Thursday, December 6, 2007

Java, HashSet, Equals and hashCode

Today, I was working on the code that attempts to add 2D points to java.util.HashSet and test if HashSet contains them.
Point implemented equals method correctly, and accoding to java.util.Set documentation contains should: "Returns true if this set contains the specified element. More formally, returns true if and only if this set contains an element e such that (o==null ? e==null : o.equals(e))."

Well, documentation is wrong - and for a good reason - to implement specification as documented one would need to iterate all objects (in the set) for check for equality. What java.util.Set does is to use hashCode() value to index objects and compare them.
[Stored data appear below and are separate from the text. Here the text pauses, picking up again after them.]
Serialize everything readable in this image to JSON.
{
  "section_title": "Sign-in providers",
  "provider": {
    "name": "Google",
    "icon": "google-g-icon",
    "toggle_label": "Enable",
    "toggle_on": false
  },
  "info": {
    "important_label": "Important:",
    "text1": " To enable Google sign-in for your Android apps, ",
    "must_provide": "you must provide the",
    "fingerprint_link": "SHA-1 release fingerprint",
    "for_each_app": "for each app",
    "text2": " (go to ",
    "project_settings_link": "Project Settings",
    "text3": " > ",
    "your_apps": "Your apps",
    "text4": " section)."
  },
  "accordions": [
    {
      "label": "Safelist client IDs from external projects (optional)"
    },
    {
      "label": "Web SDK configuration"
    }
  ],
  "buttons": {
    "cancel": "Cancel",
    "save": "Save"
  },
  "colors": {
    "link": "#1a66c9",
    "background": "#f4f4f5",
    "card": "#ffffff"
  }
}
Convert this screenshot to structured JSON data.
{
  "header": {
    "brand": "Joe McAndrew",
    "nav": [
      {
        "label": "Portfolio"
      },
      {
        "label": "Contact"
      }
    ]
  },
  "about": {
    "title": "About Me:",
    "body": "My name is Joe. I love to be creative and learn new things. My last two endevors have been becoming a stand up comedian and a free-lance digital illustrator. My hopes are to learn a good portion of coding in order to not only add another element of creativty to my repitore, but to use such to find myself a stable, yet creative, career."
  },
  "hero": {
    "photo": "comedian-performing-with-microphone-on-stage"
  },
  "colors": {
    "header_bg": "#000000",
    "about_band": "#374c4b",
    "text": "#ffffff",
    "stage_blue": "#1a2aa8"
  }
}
Therefore, if your class does not implement hashCode correctly, following test will fail:

ArrayList points = new ArrayList() ;
points.add( new IntPoint2D( 2, 2 ) ) ;
assertTrue(points.contains(new IntPoint2D(2,2)));


A dilemma is what to return as hashCode? I opted, knowing that my data will be local to implement hashCode as:

public int hashCode()
{
return (x & 0xffff) | ((y & 0xffff)<<16) ;
}


That will be good enough solution for the problem I'm facing.

There is corollary of this implementation:
1. if one assumes that hashCode() is natively implemented to return a pointer to underlying objects, and one tests for identity of the objects contained in the set (often the case) than Set works great.
2. if one needs to overload hashCode() and stuff more complex object in it, it needs to be aware of remote or not-so-remote chance that hashCode will return same value for two different objects, thereby yielding incorrect code.